Amaluddin    •    Kamis, 19 Oct 2017 21:04 WIB
pilkada serentakpilgub jatim 2018
PNS Main Politik di Jatim Bisa Dipecat
Ilustrasi. MTVN/M Rizal

Metrotvnews.com, Surabaya: Pegawai Negeri Sipil (PNS) atau Aparatur Sipil Negara (ASN) terancam sanksi jika bermain politik praktis di Pilgub Jawa Timur 2018. Ancaman pemecatan atau pencopotan jabatan telah menanti, tergantung tingkat pelanggaran yang mereka lakukan.

"Ini aturan tetap tidak boleh dan ini tidak bisa ditawar-tawar lagi. Ini karena jelas dilarang dalam PP (Peraturan Pemerintah) 53 tahun 2010 tentang Disiplin PNS," kata Sekda Provinsi Jatim Akhmad Sukardi saat dikonfirmasi, Kamis 19 Oktober 2017.

Sanksi atau hukuman disiplin ringan akan diberikan kepada PNS atau ASN yang tidak menyadari telah ikut dalam kegiatan mendukung salah satu pasangan calon kepala daerah tertentu. Teguran bakal dilayangkan bagi mereka yang melakukan pelanggaran ringan.

Hukuman disiplin sedang diberikan kepada ASN yang terbukti memberikan dukungan kepada calon kepala daerah-wakil kepala daerah dengan cara terlibat dalam kegiatan kampanye. Mereka yang mengadakan kegiatan mengarah kepada keberpihakan terhadap pasangan calon yang menjadi peserta pemilu sebelum, selama, dan sesudah masa kampanye bakal disanksi

Hukuman pelanggaran sedang ini berupa penundaan kenaikan gaji berkala selama satu tahun, penundaan kenaikan pangkat selama satu tahun, hingga penurunan pangkat setingkat lebih rendah selama satu tahun.

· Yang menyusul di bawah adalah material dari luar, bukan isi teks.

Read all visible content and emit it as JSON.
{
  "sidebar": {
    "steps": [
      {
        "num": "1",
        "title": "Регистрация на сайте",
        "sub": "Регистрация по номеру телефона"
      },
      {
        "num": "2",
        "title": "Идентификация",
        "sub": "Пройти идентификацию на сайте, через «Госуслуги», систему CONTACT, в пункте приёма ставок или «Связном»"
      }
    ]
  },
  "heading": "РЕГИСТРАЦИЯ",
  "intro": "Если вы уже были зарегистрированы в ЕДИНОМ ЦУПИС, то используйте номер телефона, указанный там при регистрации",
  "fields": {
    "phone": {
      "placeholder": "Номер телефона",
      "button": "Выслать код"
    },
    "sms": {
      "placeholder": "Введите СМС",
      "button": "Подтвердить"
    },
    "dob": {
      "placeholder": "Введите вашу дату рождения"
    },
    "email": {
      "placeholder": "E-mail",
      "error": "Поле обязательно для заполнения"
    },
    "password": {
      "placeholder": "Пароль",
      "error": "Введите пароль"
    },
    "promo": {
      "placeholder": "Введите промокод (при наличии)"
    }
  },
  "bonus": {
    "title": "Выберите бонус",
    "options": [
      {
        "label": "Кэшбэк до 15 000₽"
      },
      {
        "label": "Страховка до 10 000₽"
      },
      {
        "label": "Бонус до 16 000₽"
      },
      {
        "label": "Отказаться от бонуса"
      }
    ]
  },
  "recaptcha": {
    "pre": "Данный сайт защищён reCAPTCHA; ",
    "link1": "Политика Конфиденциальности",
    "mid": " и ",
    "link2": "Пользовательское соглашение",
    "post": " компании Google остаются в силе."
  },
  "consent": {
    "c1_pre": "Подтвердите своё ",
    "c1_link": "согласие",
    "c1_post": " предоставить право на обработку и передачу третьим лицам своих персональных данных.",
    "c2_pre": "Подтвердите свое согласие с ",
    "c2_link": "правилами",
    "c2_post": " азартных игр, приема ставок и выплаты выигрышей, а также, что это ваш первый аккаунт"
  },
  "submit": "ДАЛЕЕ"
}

Sedangkan hukuman disiplin berat dijatuhkan kepada ASN yang memberikan dukungan kepada calon kepala daerah-wakil kepala daerah, dengan cara menggunakan fasilitas yang terkait dengan jabatan dalam kegiatan kampanye. Kemudian, membuat keputusan atau tindakan yang menguntungkan atau merugikan salah satu pasangan calon selama masa kampanye.

Hukuman berat ini berupa penurunan pangkat setingkat lebih rendah selama tiga tahun, pemindahan dalam rangka penurunan jabatan setingkat lebih rendah, pembebasan dari jabatan, pemberhentian dengan hormat sebagai PNS, hingga pemberhentian dengan tidak hormat sebagai PNS.

"Berpolitik praktis jelas tidak boleh. Tetapi mereka tetap boleh menyalurkan hak politiknya," kata dia.